A partir de 2026, os contratos de locação no Brasil passam por uma profunda reestruturação jurídica e fiscal. As mudanças decorrem da exigência de contratos obrigatoriamente escritos, da proibição de múltiplas garantias e, principalmente, da integração das operações imobiliárias ao novo sistema de tributação sobre o consumo, com incidência do IBS (Imposto sobre Bens e Serviços) e da CBS (Contribuição sobre Bens e Serviços).
Especialistas alertam que os proprietários precisam promover ajustes imediatos nos contratos vigentes para evitar nulidades contratuais, riscos tributários e futuros litígios judiciais ou administrativos.
De acordo com Douglas Cabral, especialista em direito imobiliário do escritório Barcellos Tucunduva Advogados, as alterações impactam tanto a estrutura civil dos contratos quanto a sua conformidade fiscal.
“Os principais ajustes imediatos nos contratos de locação decorrem, de um lado, das exigências civis relacionadas à validade das garantias contratuais e, de outro, das novas condições tributárias”, resume.
Segundo ele, contratos que não se adequarem às novas regras podem ser questionados judicialmente, além de gerar insegurança jurídica para locadores e locatários, especialmente em relação à validade das garantias e à correta incidência tributária.
Com a reforma tributária, as operações imobiliárias passam a ser incorporadas ao modelo de tributação sobre o consumo.

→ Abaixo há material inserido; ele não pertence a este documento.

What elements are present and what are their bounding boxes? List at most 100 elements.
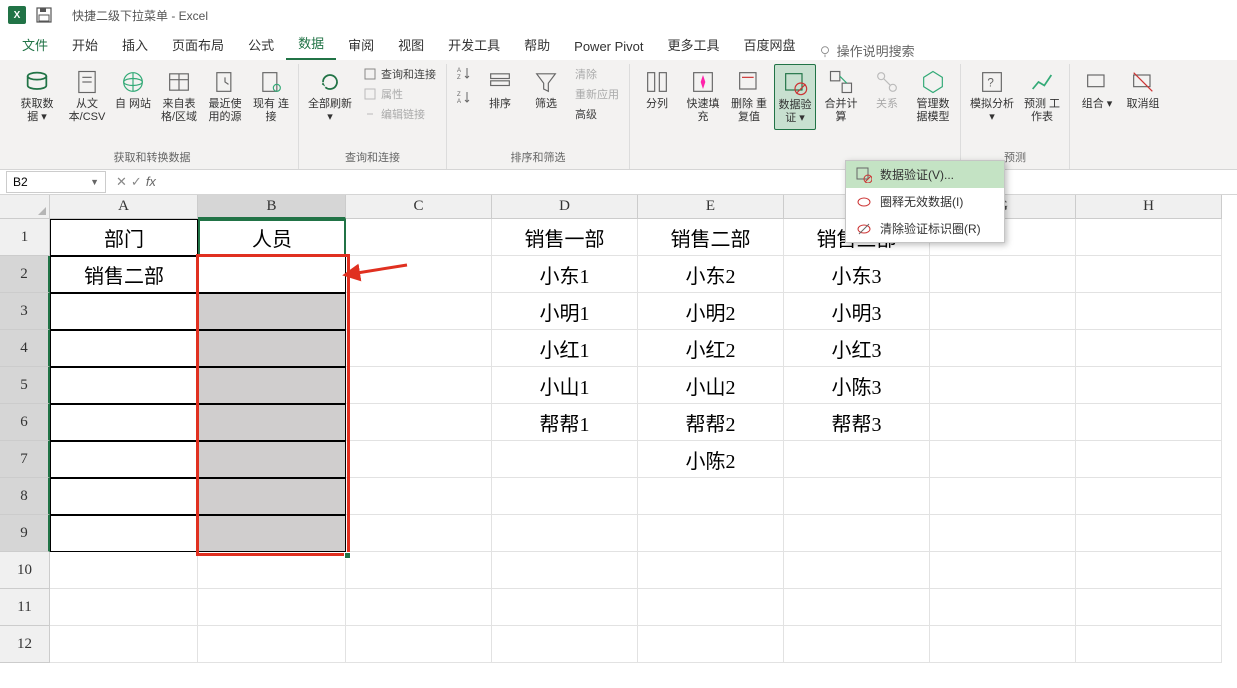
btn-data-model[interactable]: 管理数 据模型 bbox=[912, 64, 954, 128]
cell-H5[interactable] bbox=[1076, 367, 1222, 404]
btn-reapply[interactable]: 重新应用 bbox=[571, 84, 623, 104]
tab-more[interactable]: 更多工具 bbox=[656, 29, 732, 60]
cell-H3[interactable] bbox=[1076, 293, 1222, 330]
row-header-1[interactable]: 1 bbox=[0, 219, 50, 256]
column-header-H[interactable]: H bbox=[1076, 195, 1222, 219]
row-header-10[interactable]: 10 bbox=[0, 552, 50, 589]
btn-text-to-columns[interactable]: 分列 bbox=[636, 64, 678, 115]
cell-C7[interactable] bbox=[346, 441, 492, 478]
cell-G9[interactable] bbox=[930, 515, 1076, 552]
cell-C11[interactable] bbox=[346, 589, 492, 626]
cell-E5[interactable]: 小山2 bbox=[638, 367, 784, 404]
tab-data[interactable]: 数据 bbox=[286, 27, 336, 60]
cell-B10[interactable] bbox=[198, 552, 346, 589]
column-header-E[interactable]: E bbox=[638, 195, 784, 219]
cell-H12[interactable] bbox=[1076, 626, 1222, 663]
row-header-3[interactable]: 3 bbox=[0, 293, 50, 330]
btn-from-table[interactable]: 来自表 格/区域 bbox=[158, 64, 200, 128]
cell-D2[interactable]: 小东1 bbox=[492, 256, 638, 293]
tab-dev[interactable]: 开发工具 bbox=[436, 29, 512, 60]
cell-C2[interactable] bbox=[346, 256, 492, 293]
cell-D4[interactable]: 小红1 bbox=[492, 330, 638, 367]
cell-B8[interactable] bbox=[198, 478, 346, 515]
search-hint[interactable]: 操作说明搜索 bbox=[818, 41, 915, 60]
cell-B1[interactable]: 人员 bbox=[198, 219, 346, 256]
save-icon[interactable] bbox=[36, 7, 52, 23]
tab-help[interactable]: 帮助 bbox=[512, 29, 562, 60]
tab-formulas[interactable]: 公式 bbox=[236, 29, 286, 60]
cell-H10[interactable] bbox=[1076, 552, 1222, 589]
cell-A1[interactable]: 部门 bbox=[50, 219, 198, 256]
cell-G4[interactable] bbox=[930, 330, 1076, 367]
cell-H1[interactable] bbox=[1076, 219, 1222, 256]
row-header-4[interactable]: 4 bbox=[0, 330, 50, 367]
column-header-C[interactable]: C bbox=[346, 195, 492, 219]
tab-insert[interactable]: 插入 bbox=[110, 29, 160, 60]
cell-F3[interactable]: 小明3 bbox=[784, 293, 930, 330]
cell-G7[interactable] bbox=[930, 441, 1076, 478]
cell-F7[interactable] bbox=[784, 441, 930, 478]
cell-H8[interactable] bbox=[1076, 478, 1222, 515]
btn-recent-sources[interactable]: 最近使 用的源 bbox=[204, 64, 246, 128]
formula-input[interactable] bbox=[164, 171, 1237, 193]
cell-H11[interactable] bbox=[1076, 589, 1222, 626]
tab-review[interactable]: 审阅 bbox=[336, 29, 386, 60]
btn-existing-conn[interactable]: 现有 连接 bbox=[250, 64, 292, 128]
cell-A9[interactable] bbox=[50, 515, 198, 552]
fill-handle[interactable] bbox=[344, 552, 351, 559]
cell-D9[interactable] bbox=[492, 515, 638, 552]
cell-C8[interactable] bbox=[346, 478, 492, 515]
row-header-7[interactable]: 7 bbox=[0, 441, 50, 478]
cell-F12[interactable] bbox=[784, 626, 930, 663]
cell-E3[interactable]: 小明2 bbox=[638, 293, 784, 330]
cell-H2[interactable] bbox=[1076, 256, 1222, 293]
cell-H6[interactable] bbox=[1076, 404, 1222, 441]
cell-C1[interactable] bbox=[346, 219, 492, 256]
cell-D8[interactable] bbox=[492, 478, 638, 515]
cell-D5[interactable]: 小山1 bbox=[492, 367, 638, 404]
row-header-2[interactable]: 2 bbox=[0, 256, 50, 293]
cell-C4[interactable] bbox=[346, 330, 492, 367]
tab-baidu[interactable]: 百度网盘 bbox=[732, 29, 808, 60]
btn-whatif[interactable]: ?模拟分析 ▾ bbox=[967, 64, 1017, 128]
cell-E8[interactable] bbox=[638, 478, 784, 515]
cell-G10[interactable] bbox=[930, 552, 1076, 589]
tab-file[interactable]: 文件 bbox=[10, 29, 60, 60]
cell-D12[interactable] bbox=[492, 626, 638, 663]
row-header-8[interactable]: 8 bbox=[0, 478, 50, 515]
btn-group[interactable]: 组合 ▾ bbox=[1076, 64, 1118, 115]
cell-H4[interactable] bbox=[1076, 330, 1222, 367]
btn-advanced-filter[interactable]: 高级 bbox=[571, 104, 623, 124]
btn-sort-za[interactable]: ZA bbox=[453, 88, 475, 106]
cell-A12[interactable] bbox=[50, 626, 198, 663]
column-header-B[interactable]: B bbox=[198, 195, 346, 219]
cell-B7[interactable] bbox=[198, 441, 346, 478]
btn-from-web[interactable]: 自 网站 bbox=[112, 64, 154, 115]
cell-H7[interactable] bbox=[1076, 441, 1222, 478]
cell-F10[interactable] bbox=[784, 552, 930, 589]
btn-queries-connections[interactable]: 查询和连接 bbox=[359, 64, 440, 84]
row-header-9[interactable]: 9 bbox=[0, 515, 50, 552]
cell-A7[interactable] bbox=[50, 441, 198, 478]
cell-B9[interactable] bbox=[198, 515, 346, 552]
cell-F11[interactable] bbox=[784, 589, 930, 626]
cell-E6[interactable]: 帮帮2 bbox=[638, 404, 784, 441]
btn-relationships[interactable]: 关系 bbox=[866, 64, 908, 115]
btn-from-textcsv[interactable]: 从文 本/CSV bbox=[66, 64, 108, 128]
cell-E2[interactable]: 小东2 bbox=[638, 256, 784, 293]
cell-F8[interactable] bbox=[784, 478, 930, 515]
cell-C3[interactable] bbox=[346, 293, 492, 330]
cell-B5[interactable] bbox=[198, 367, 346, 404]
cell-D6[interactable]: 帮帮1 bbox=[492, 404, 638, 441]
cell-F9[interactable] bbox=[784, 515, 930, 552]
confirm-icon[interactable]: ✓ bbox=[131, 174, 142, 190]
cell-E12[interactable] bbox=[638, 626, 784, 663]
btn-remove-duplicates[interactable]: 删除 重复值 bbox=[728, 64, 770, 128]
cell-B6[interactable] bbox=[198, 404, 346, 441]
cell-E10[interactable] bbox=[638, 552, 784, 589]
btn-refresh-all[interactable]: 全部刷新 ▾ bbox=[305, 64, 355, 128]
row-header-6[interactable]: 6 bbox=[0, 404, 50, 441]
name-box[interactable]: B2 ▼ bbox=[6, 171, 106, 193]
cell-A8[interactable] bbox=[50, 478, 198, 515]
btn-forecast-sheet[interactable]: 预测 工作表 bbox=[1021, 64, 1063, 128]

Isso exige adequações contratuais para definição clara de responsabilidades tributárias, base de cálculo e repercussões financeiras nos contratos de locação, compra e venda e prestação de serviços imobiliários.
Na prática, proprietários e administradoras precisarão revisar cláusulas financeiras, mecanismos de reajuste e repartição de encargos para evitar conflitos futuros e autuações fiscais.